The time taken for the downstream trip can be calculated using the formula: Time = Distance / Speed

The distance traveled during the downstream trip is 180 km, and the speed is (x + 4) km/h. Therefore, the time taken for the downstream trip is: Time_downstream = 180 / (x + 4)

Upstream Trip

During the upstream trip, the boat's speed is decreased by the speed of the river current, so the effective speed is (x - 4) km/h.

The time taken for the upstream trip can be calculated using the same formula: Time = Distance / Speed

The distance traveled during the upstream trip is also 180 km, and the speed is (x - 4) km/h. Therefore, the time taken for the upstream trip is: Time_upstream = 180 / (x - 4)

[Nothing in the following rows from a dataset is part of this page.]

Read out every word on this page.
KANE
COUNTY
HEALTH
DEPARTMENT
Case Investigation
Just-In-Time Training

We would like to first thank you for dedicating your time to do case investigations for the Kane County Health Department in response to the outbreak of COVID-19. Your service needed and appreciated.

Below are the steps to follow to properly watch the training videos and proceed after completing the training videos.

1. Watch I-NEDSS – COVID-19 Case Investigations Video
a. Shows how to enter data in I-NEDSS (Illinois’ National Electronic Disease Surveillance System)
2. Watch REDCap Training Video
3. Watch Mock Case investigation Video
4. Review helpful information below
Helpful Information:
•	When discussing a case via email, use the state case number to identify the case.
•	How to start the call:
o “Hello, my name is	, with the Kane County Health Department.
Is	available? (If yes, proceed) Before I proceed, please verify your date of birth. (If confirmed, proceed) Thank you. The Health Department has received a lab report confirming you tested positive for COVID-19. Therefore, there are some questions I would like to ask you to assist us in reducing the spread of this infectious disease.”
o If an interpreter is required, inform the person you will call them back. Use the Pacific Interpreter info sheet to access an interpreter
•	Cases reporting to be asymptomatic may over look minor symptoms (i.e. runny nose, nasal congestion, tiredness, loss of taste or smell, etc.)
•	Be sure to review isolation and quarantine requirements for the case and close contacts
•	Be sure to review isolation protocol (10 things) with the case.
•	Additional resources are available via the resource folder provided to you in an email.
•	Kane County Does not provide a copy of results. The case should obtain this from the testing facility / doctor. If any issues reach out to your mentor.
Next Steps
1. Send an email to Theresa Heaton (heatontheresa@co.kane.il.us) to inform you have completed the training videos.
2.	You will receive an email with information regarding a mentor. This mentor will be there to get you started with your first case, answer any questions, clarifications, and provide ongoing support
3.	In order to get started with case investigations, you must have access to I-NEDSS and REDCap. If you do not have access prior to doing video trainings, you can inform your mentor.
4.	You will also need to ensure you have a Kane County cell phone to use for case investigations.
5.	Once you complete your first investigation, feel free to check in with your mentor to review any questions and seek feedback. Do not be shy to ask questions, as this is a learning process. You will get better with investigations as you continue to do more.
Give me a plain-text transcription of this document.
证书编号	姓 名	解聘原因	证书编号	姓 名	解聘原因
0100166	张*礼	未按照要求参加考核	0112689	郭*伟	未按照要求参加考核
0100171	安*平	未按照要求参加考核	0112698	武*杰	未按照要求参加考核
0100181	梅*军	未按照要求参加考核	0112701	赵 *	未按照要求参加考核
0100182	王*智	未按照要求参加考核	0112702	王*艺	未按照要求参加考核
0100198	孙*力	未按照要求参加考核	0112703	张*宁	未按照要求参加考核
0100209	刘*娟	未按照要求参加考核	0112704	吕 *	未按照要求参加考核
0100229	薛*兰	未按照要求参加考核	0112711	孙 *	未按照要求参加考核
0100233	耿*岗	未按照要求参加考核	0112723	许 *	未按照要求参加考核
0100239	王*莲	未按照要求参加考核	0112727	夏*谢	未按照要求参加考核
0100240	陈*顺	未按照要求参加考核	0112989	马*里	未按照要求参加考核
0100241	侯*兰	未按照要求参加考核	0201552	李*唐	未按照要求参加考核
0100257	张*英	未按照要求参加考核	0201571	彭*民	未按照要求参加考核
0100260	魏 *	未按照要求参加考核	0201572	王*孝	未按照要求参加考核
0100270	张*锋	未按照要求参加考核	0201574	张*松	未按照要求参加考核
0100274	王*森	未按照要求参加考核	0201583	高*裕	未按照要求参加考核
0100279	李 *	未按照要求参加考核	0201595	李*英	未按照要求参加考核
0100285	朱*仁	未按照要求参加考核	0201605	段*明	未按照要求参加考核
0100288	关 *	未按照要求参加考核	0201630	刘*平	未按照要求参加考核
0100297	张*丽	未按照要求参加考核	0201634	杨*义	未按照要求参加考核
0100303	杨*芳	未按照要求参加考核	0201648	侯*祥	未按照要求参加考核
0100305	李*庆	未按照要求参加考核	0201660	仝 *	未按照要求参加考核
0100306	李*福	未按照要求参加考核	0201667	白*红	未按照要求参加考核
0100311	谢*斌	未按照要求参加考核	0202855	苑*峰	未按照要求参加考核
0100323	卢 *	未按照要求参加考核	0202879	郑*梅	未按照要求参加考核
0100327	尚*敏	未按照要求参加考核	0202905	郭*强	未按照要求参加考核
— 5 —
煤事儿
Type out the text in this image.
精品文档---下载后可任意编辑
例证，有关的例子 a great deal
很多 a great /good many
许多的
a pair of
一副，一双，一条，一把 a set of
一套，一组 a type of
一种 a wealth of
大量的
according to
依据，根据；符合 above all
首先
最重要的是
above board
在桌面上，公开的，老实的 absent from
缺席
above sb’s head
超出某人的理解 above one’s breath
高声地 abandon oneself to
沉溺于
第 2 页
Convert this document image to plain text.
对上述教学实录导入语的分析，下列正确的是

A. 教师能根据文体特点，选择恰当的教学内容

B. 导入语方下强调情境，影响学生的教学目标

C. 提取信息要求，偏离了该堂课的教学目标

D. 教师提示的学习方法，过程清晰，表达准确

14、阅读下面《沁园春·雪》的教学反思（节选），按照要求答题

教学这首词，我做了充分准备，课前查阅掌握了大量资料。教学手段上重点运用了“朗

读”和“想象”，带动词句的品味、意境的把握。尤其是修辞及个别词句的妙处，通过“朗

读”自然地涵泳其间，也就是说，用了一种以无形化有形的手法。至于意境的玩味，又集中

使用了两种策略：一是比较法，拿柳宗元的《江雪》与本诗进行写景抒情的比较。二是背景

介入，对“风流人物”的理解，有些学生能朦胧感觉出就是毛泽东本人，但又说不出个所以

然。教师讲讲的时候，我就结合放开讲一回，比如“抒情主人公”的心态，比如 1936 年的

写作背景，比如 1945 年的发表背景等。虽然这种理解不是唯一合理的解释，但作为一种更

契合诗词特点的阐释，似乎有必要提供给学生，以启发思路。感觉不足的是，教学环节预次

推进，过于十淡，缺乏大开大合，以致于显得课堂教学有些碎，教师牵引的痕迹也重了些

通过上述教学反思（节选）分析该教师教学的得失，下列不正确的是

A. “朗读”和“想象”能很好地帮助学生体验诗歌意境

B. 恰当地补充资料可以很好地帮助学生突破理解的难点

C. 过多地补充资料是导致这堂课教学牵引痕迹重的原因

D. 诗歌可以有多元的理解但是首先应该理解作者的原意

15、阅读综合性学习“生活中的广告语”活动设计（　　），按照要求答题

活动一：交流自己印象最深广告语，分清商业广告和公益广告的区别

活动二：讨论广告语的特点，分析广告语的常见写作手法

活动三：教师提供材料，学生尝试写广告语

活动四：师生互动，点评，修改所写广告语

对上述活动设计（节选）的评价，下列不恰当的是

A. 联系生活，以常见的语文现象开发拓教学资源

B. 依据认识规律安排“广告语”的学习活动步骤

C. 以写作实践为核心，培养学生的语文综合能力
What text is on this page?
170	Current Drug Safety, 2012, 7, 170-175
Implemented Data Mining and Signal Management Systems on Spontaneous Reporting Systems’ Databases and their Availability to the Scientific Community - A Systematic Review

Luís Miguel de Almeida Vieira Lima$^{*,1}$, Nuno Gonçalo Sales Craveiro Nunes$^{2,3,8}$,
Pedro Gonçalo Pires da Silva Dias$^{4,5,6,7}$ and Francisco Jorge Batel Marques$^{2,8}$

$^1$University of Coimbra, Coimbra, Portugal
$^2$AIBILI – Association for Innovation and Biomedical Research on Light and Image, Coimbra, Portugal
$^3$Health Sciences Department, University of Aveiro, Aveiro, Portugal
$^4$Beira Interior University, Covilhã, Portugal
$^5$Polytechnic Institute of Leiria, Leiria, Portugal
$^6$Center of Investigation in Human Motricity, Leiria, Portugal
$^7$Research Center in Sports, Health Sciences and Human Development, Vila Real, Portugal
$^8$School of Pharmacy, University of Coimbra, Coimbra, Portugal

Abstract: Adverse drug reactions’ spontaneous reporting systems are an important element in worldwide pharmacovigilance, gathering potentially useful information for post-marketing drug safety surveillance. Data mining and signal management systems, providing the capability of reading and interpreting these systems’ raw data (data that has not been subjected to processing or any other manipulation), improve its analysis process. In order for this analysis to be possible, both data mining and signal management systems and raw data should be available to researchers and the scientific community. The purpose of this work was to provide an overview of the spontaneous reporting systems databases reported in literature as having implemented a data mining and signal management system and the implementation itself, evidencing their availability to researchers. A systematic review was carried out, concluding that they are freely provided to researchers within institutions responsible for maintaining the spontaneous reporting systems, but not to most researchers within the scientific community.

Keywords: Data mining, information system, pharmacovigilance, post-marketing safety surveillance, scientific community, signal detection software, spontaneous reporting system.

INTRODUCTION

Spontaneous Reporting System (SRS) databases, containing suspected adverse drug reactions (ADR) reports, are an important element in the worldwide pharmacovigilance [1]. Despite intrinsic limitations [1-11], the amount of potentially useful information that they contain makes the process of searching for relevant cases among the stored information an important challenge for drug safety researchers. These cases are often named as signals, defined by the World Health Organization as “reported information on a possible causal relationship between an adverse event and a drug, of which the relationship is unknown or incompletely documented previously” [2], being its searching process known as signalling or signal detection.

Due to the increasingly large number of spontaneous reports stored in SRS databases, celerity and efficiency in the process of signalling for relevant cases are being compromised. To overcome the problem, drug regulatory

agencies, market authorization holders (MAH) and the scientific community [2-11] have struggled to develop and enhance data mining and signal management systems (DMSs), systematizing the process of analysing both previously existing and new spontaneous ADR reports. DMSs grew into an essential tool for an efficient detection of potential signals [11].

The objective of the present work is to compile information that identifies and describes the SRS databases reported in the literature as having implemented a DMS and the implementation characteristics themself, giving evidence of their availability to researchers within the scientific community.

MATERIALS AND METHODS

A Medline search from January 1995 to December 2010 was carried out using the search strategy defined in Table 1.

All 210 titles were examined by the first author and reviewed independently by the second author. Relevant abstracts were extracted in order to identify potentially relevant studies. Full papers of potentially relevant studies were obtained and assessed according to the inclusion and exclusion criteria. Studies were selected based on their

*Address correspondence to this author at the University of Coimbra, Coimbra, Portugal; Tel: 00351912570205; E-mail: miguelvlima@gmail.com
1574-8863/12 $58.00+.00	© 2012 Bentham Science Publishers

Relationship between Time Downstream and Time Upstream

We are given that the time taken for the return trip (upstream) is 8 hours longer than the downstream trip. Mathematically, we can express this as: Time_upstream = Time_downstream + 8

Substituting the expressions for Time_upstream and Time_downstream, we get: 180 / (x - 4) = 180 / (x + 4) + 8

Solving the Equation

To solve the equation, we can start by multiplying both sides by (x - 4)(x + 4) to eliminate the denominators: 180(x - 4) = 180(x + 4) + 8(x - 4)(x + 4)

Simplifying the equation gives: 180x - 720 = 180x + 720 + 8(x^2 - 16)

Simplifying further: 180x - 720 = 180x + 720 + 8x^2 - 128

Combining like terms: 0 = 8x^2 - 128

Dividing both sides by 8: x^2 - 16 = 0

Factoring the quadratic equation: (x - 4)(x + 4) = 0

Setting each factor equal to zero gives two possible solutions: x - 4 = 0 or x + 4 = 0

Solving for x gives: x = 4 or x = -4

Since the speed of the boat cannot be negative, we can conclude that the speed of the boat in still water is 4 km/h.